What John Palfrey described as the “yellow zone” (midway between the “green zone” of public-domain materials and the “red zone” of in-copyright, in-print materials) is very large. Legal reforms that would increase access to those materials would be enormously beneficial – to the DPLA and to the public at large. Identifying those reforms would seem to be the job of the “legal issues” working group. The public participants in DPLA project – for example, the Library of Congress, and the new Register of Copyrights – could help enormously in moving such reforms forward.
The DPLA should not try to be all things to all people – should not replicate or swallow the relevant portions of Google, Amazon, JSTOR, Harper Collins, etc. The narrow way of defending this stance is to say that the DPLA should only undertake tasks for which it has a comparative advantage. A more affirmative way is to say that the DPLA should have a clear identity. It should stand for a principle: that knowledge should be free and universally accessible.
Fidelity to that principle is crucial to improving formal education in the United States – at all levels. Wider implementation of that principle would also facilitate the spread of distance education and life-long learning, activities that are currently hobbled by the TEACH Act. Finally, the principle has the merit of being fundable, as well as right. It would help explain why this venture should be paid for, at least in part, out of the public fisc. It would help to give substance to the two modifiers in the tentative title for the organization: “Public” and “of America”.
All of these suggestions are tentative, subject to revision as this remarkable project unfolds.
I take two of Terry's points as a fundamental guide for the planning process and add two of my own warnings.
1. Begin with one fundamental principle – the principle of universal and free access to all knowledge.
2. Distinguish between contributors of content to DPLA (e.g. authors, collectors, publishers, libraries, private donors, etc.) and consumers of content (e.g. scholars, citizens, anyone who wants to). The consumers should be able to access all DPLA content for free while there can be many ways in which the contributors of content can be remunerated. The same distinction should guide the approach for open versus restricted (in copyright or orphan) materials – multiple models for the contributors while made free to the users.

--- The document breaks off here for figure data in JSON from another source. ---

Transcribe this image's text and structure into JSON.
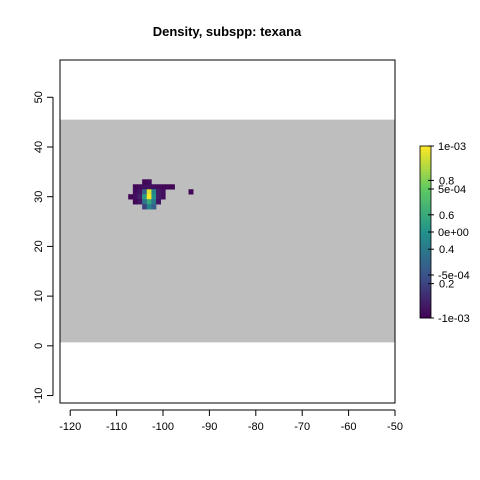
{
  "chart_data": {
    "type": "heatmap",
    "title": "Density, subspp: texana",
    "xlabel": "",
    "ylabel": "",
    "xlim": [
      -122.2,
      -50
    ],
    "ylim": [
      -11.5,
      57.5
    ],
    "x_ticks": [
      -120,
      -110,
      -100,
      -90,
      -80,
      -70,
      -60,
      -50
    ],
    "y_ticks": [
      -10,
      0,
      10,
      20,
      30,
      40,
      50
    ],
    "grid": false,
    "background_band": {
      "lat_min": 0.7,
      "lat_max": 45.5,
      "color": "#bebebe"
    },
    "cell_size_deg": 1.0,
    "cells": [
      {
        "lon": -104,
        "lat": 33,
        "v": 0.02
      },
      {
        "lon": -103,
        "lat": 33,
        "v": 0.03
      },
      {
        "lon": -106,
        "lat": 32,
        "v": 0.02
      },
      {
        "lon": -105,
        "lat": 32,
        "v": 0.03
      },
      {
        "lon": -104,
        "lat": 32,
        "v": 0.04
      },
      {
        "lon": -103,
        "lat": 32,
        "v": 0.05
      },
      {
        "lon": -102,
        "lat": 32,
        "v": 0.04
      },
      {
        "lon": -101,
        "lat": 32,
        "v": 0.03
      },
      {
        "lon": -100,
        "lat": 32,
        "v": 0.02
      },
      {
        "lon": -99,
        "lat": 32,
        "v": 0.02
      },
      {
        "lon": -98,
        "lat": 32,
        "v": 0.02
      },
      {
        "lon": -106,
        "lat": 31,
        "v": 0.03
      },
      {
        "lon": -105,
        "lat": 31,
        "v": 0.06
      },
      {
        "lon": -104,
        "lat": 31,
        "v": 0.32
      },
      {
        "lon": -103,
        "lat": 31,
        "v": 0.95
      },
      {
        "lon": -102,
        "lat": 31,
        "v": 0.45
      },
      {
        "lon": -101,
        "lat": 31,
        "v": 0.08
      },
      {
        "lon": -100,
        "lat": 31,
        "v": 0.04
      },
      {
        "lon": -94,
        "lat": 31,
        "v": 0.02
      },
      {
        "lon": -107,
        "lat": 30,
        "v": 0.02
      },
      {
        "lon": -106,
        "lat": 30,
        "v": 0.04
      },
      {
        "lon": -105,
        "lat": 30,
        "v": 0.1
      },
      {
        "lon": -104,
        "lat": 30,
        "v": 0.55
      },
      {
        "lon": -103,
        "lat": 30,
        "v": 1.0
      },
      {
        "lon": -102,
        "lat": 30,
        "v": 0.5
      },
      {
        "lon": -101,
        "lat": 30,
        "v": 0.08
      },
      {
        "lon": -100,
        "lat": 30,
        "v": 0.04
      },
      {
        "lon": -106,
        "lat": 29,
        "v": 0.02
      },
      {
        "lon": -105,
        "lat": 29,
        "v": 0.06
      },
      {
        "lon": -104,
        "lat": 29,
        "v": 0.38
      },
      {
        "lon": -103,
        "lat": 29,
        "v": 0.6
      },
      {
        "lon": -102,
        "lat": 29,
        "v": 0.4
      },
      {
        "lon": -101,
        "lat": 29,
        "v": 0.06
      },
      {
        "lon": -104,
        "lat": 28,
        "v": 0.2
      },
      {
        "lon": -103,
        "lat": 28,
        "v": 0.45
      },
      {
        "lon": -102,
        "lat": 28,
        "v": 0.3
      }
    ],
    "colorbar": {
      "min": 0.0,
      "max": 1.0,
      "ticks_a": [
        {
          "value": 0.2,
          "label": "0.2"
        },
        {
          "value": 0.4,
          "label": "0.4"
        },
        {
          "value": 0.6,
          "label": "0.6"
        },
        {
          "value": 0.8,
          "label": "0.8"
        }
      ],
      "ticks_b": [
        {
          "value": 0.0,
          "label": "-1e-03"
        },
        {
          "value": 0.25,
          "label": "-5e-04"
        },
        {
          "value": 0.5,
          "label": "0e+00"
        },
        {
          "value": 0.75,
          "label": "5e-04"
        },
        {
          "value": 1.0,
          "label": "1e-03"
        }
      ]
    }
  }
}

Everything else should follow from this principle and this distinction: the governance, sustainability and business models, technology decisions, legal issues, selection of content, funding decisions, etc.
1. Do not start planning the future DPLA by replicating the existing system and types of libraries and the conceptual framework they impose on our thinking (e.g. public versus scholarly, state versus community-based libraries, K12 versus academic research libraries, research libraries versus other, etc.) These distinctions are less relevant in the world of digital information and will hamper the development of DPLA.
2. Do not waste time trying to predict all possible users and uses of DPLA content; this is a futile and counterproductive effort.
I have similar feelings. I think for this project to be "for everyone" we have to not imagine an infinite number of "use cases" of individual users of content and try to curate with a broad view in mind.
At the same time I'd hope that a digital product could be accessible to as many people as possible and I'd like us to emulate or even create best practices for accessibility and usability with even the alpha and beta versions of this, not roll-in ad hoc accesibility features later.
It's easy to get tangled in the weeds with some of these issues but I think we've seen curatorial examples [Flickr Commons, Open Library, some of Public Resource's work] that shows that projects can be huge in scope and still be usable and accessible from an interface perspective.